In an updated version of its white paper, released today, the Libra Association says it is scaling back its initial plans for a global payments medium and instead focusing on single-currency digital tokens, or ‘stablecoins’.
The Libra Association was set up last year by Facebook and a consortium of other firms to launch a new digital currency with global appeal, also called Libra.
Stablecoins are designed to maintain their value against individual fiat currencies, such as the US dollar, euro or pound. They can be moved easily from one mobile-phone-based digital wallet to another.
Nine months ago, Facebook’s CEO, Mark Zuckerberg, said Libra would be available to the general public and the 2bn-plus users of Facebook’s social networks, which include WhatsApp, Messenger and Instagram.
Libra is now run by an association of 22 members, including Facebook, Uber and Spotify.
Late last year several founding members of Libra, including Visa, Mastercard, eBay, Stripe, Mercado Pago and PayPal, quit the project under pressure from financial regulators.
Governments around the world have so far blocked Libra’s introduction, with some citing national security concerns as a reason for the veto.
In September, France’s finance minister slammed Libra for encroaching on a key area of national power.

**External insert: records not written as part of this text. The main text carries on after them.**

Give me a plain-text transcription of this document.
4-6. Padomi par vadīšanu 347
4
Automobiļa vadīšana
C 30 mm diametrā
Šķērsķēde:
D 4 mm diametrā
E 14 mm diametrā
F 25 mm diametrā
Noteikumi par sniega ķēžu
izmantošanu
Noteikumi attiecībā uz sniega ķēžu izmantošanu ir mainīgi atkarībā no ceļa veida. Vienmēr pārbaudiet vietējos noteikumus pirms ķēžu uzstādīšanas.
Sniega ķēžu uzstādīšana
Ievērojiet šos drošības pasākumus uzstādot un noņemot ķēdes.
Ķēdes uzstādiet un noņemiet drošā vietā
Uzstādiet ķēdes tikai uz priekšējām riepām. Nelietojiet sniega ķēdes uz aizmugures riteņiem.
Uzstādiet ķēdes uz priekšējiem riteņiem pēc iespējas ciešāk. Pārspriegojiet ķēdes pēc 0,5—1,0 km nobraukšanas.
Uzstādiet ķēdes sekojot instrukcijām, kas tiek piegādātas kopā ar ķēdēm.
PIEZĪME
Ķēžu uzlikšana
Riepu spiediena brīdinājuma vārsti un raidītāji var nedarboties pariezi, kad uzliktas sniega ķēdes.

In its latest white paper, the Libra Association says that as well as introducing single-currency stablecoins, it will build in its own compliance technology, forgo its original plans to become a ‘permissionless’ cryptocurrency like bitcoin, and at the outset only deal with pre-approved companies, such as exchanges or custodians.
In a permissionless cryptocurrency, anyone can join, mint new currency, transact and act as a record-keeper for the network. Under its new plans, Libra will allow only trusted validators to approve transactions.
“These are big changes, addressing the concerns raised by regulators”
“By undertaking the difficult work of enhancing traditional financial systems to become programmable, interoperable, and upgradeable, we hope to allow others to leverage our efforts to build innovative but also safe and compliant financial applications that can serve everyone,” the Libra Association said in a statement.
Libra says each of its single-currency stablecoins would be backed by a reserve, which will consist of cash or cash equivalents and very short-term government securities denominated in that currency.
According to Tom Robinson, co-founder of Elliptic, a forensic software firm focusing on crime in cryptocurrency networks, the Facebook-backed project has made significant concessions to try and gain government approval.
“These are big changes, addressing the concerns raised by regulators. The challenge for Libra now is to work within these self-imposed restrictions to meet their goal of creating a more inclusive financial system,” Robinson wrote on LinkedIn.
As Facebook and its Libra coalition try to get the new digital currency off the ground, the market for less-regulated stablecoins run on cryptocurrency networks is booming.
According to Messari, a cryptoasset research firm, Q1 2020 was stablecoins’ best quarter ever.
Driven by a global flight to safety amidst the coronavirus pandemic, stablecoin issuance ballooned over $8 billion in the quarter, said Messari. The action was so dramatic it shook the prevailing order in cryptocurrencies.
Tether, a popular unregulated stablecoin whose issuer has been accused of fraud by the New York Attorney General, has recently seen its market capitalisation grow to over $6bn, up 300 percent from a year ago.